While tech enthusiasts celebrate the latest advancements in large language models, AI pioneer Yann LeCun isn’t joining the party.

He’s got some harsh news for the cheerleaders: auto-regressive LLMs are hitting a wall. These models, for all their flashy abilities to spit out Shakespeare-like sonnets or code snippets, fundamentally lack true reasoning capabilities. They’re impressive party tricks, not the path to artificial general intelligence.

The problem? Auto-regressive models can’t plan worth a damn. They generate text one token at a time without any real ability to look back and say, “Wait, that’s wrong.” No self-verification, no error correction. Just words following words following words. Statistics, not thought. Pretty depressing when you think about it.

These systems might fool you into thinking they’re smart. They’re not. They’re just really good at pattern matching from massive training datasets. What looks like brilliance is actually just probability distribution at work. Smoke and mirrors, folks.

LeCun predicts we’ll need entirely different architectures to move forward. Future systems will need built-in mechanisms for reasoning, planning, and fact-checking. The current approach? Dead end. Full stop. Instead, LeCun favors the JEPA architecture for its superior abstract memory capabilities that focus on essential information rather than mere word prediction.

The models’ knowledge representation is another joke.
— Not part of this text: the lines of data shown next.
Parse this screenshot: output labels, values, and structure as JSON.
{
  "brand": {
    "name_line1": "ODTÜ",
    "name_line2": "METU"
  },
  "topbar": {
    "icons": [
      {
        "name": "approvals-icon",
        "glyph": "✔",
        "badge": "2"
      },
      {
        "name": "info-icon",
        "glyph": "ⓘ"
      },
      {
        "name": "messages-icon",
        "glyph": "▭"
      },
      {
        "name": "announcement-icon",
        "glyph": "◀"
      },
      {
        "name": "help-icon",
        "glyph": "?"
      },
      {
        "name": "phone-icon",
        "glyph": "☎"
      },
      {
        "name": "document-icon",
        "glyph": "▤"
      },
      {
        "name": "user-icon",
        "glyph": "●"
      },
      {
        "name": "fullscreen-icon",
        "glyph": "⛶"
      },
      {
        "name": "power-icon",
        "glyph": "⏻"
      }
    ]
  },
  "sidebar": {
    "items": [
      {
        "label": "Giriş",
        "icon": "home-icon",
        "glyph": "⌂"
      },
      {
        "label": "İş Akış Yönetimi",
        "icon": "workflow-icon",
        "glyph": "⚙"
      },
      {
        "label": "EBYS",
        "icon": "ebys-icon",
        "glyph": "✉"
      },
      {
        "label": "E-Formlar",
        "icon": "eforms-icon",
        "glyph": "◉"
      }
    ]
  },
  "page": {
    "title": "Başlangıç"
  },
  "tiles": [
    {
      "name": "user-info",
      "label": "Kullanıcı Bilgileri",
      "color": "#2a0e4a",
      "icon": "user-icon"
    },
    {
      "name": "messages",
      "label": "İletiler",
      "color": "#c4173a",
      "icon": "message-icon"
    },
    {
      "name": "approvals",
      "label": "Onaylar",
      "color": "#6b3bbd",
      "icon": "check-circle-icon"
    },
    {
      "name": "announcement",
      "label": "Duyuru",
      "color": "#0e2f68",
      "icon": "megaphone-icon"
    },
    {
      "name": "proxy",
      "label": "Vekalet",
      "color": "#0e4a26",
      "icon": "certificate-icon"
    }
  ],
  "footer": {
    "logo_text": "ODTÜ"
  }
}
They’re approximating knowledge without truly retaining context. Try having a lengthy conversation with ChatGPT and watch it forget what you discussed ten minutes ago. Not exactly the foundation for true intelligence.

Naturally, not everyone in the AI community agrees with LeCun. Some researchers think auto-regressive models still have untapped potential. The debate rages on in academic circles and Twitter threads alike.

What’s missing is something fundamental: the ability to correct errors. Evolution figured this out billions of years ago with natural selection. Our fancy AI models? Still working on it.

The problem becomes more evident as sequences get longer, with LLMs experiencing accumulated errors when generating text, making mistakes that build upon previous ones as they drift from the original training distribution.

The bottom line is clear: despite the hype and investment pouring into auto-regressive LLMs, they’re ultimately a technological cul-de-sac. If we want AGI, we need to find a different road.